USTC Astronomy Colloquium Series: 2021 Fall
Where are the 4.8% baryons in the Universe?
Yin-Zhe Ma  教授
University of KwaZulu-Natal
2021/11/2, 4:00pm , 腾讯会议号:361 476 941
报告人:
Professor Yin-Zhe Ma obtained his Bachelor degree in Physics from Nanjing University, a master degree from Institute of Theoretical Physics at Chinese Academy of Sciences (supervisor: Prof. Rong-Gen Cai), and a PhD degree in Astronomy from University of Cambridge (supervisor: Prof. George Efstathiou FRS). He conducted CITA National Fellowship at University of British Columbia Canada and a research associate at University of Manchester, and then moved to University of KwaZulu-Natal South Africa as a faculty. He chairs the NAOC-UKZN Computational Astrophysics Centre and Chinese-South African Forum of Astronomy. He also serves as an adjunct professor at the Purple Mountain Observatory China, and National Astronomical Observatory China.His research focusses on observational and theoretical cosmology aimed at understanding the fundamental laws of the Universe and uncovering the nature of dark energy and dark matter. He is currently a core-member of the Square Kilometer Array (SKA) team, the Planck science team, the Hydrogen Epoch Reionization Array (HERA), CMB Stage-4 experiment, LSST (Vera C. Rubin Observatory) and an external collaboration member with ESO's KiDS survey.
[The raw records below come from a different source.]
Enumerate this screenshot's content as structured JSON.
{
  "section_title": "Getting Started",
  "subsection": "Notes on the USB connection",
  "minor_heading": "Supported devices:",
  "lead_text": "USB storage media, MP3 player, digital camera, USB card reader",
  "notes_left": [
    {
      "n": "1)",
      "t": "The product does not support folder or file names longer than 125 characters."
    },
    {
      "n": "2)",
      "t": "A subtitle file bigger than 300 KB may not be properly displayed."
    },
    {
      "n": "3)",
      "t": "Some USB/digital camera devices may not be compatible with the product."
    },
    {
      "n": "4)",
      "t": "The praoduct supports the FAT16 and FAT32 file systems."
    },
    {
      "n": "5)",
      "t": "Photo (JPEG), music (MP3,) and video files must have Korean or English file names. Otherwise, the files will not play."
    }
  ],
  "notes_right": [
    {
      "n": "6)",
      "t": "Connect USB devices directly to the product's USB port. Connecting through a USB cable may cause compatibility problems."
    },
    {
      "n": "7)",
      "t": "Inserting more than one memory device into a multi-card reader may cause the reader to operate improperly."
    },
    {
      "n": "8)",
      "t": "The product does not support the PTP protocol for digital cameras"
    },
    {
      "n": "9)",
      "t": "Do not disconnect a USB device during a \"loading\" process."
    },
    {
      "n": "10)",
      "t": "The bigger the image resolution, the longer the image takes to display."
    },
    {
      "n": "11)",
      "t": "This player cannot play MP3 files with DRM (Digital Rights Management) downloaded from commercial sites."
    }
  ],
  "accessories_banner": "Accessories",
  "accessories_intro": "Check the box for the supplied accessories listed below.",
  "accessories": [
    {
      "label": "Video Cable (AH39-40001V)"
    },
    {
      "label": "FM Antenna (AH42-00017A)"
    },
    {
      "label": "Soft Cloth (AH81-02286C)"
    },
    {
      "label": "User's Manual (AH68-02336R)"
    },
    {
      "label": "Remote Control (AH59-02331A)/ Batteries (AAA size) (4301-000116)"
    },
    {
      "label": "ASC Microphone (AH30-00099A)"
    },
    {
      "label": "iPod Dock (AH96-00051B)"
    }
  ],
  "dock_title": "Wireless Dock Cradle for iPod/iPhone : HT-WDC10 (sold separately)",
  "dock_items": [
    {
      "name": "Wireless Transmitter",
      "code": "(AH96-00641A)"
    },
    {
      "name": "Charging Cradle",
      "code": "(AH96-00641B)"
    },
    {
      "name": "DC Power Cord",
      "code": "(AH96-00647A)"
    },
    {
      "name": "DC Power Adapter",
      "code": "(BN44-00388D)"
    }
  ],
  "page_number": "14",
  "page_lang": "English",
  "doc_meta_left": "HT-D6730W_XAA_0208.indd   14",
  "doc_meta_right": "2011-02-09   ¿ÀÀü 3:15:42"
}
He has published over 100 papers, with total citation exceeded 13000, h-index 42. He was awarded the NSFC Oversea Scholar grant.
摘要:
Previous studies of galaxy formation have shown that only 10 per cent of the cosmic baryons are in stars and galaxies, while 90 per cent of them are missing. In this talk, I will present three observational studies that coherently find significant evidences of the missing baryons. The first is the cross-correlation between the kinetic Sunyaev-Zeldovich maps from Planck with the linear reconstructed velocity field. We find significance (4.6 sigma) detection of the peculiar motion of gas on Mpc scales, for which we can reconstruct the baryon fraction. The second study is the cross-correlation between the thermal Sunyaev-Zeldovich effect with gravitational lensing map and we detect the cross-correlation for 13 sigma with RCSLenS and Planck data. The third study is to stack the pairs of luminous red galaxies and subtract the halo contribution, which leads to the detection of gas within filaments. These detections coherently brings a picture of how baryons distribute in the cosmic web. I will briefly describe how these studies can be improved with CMB-S4 observations.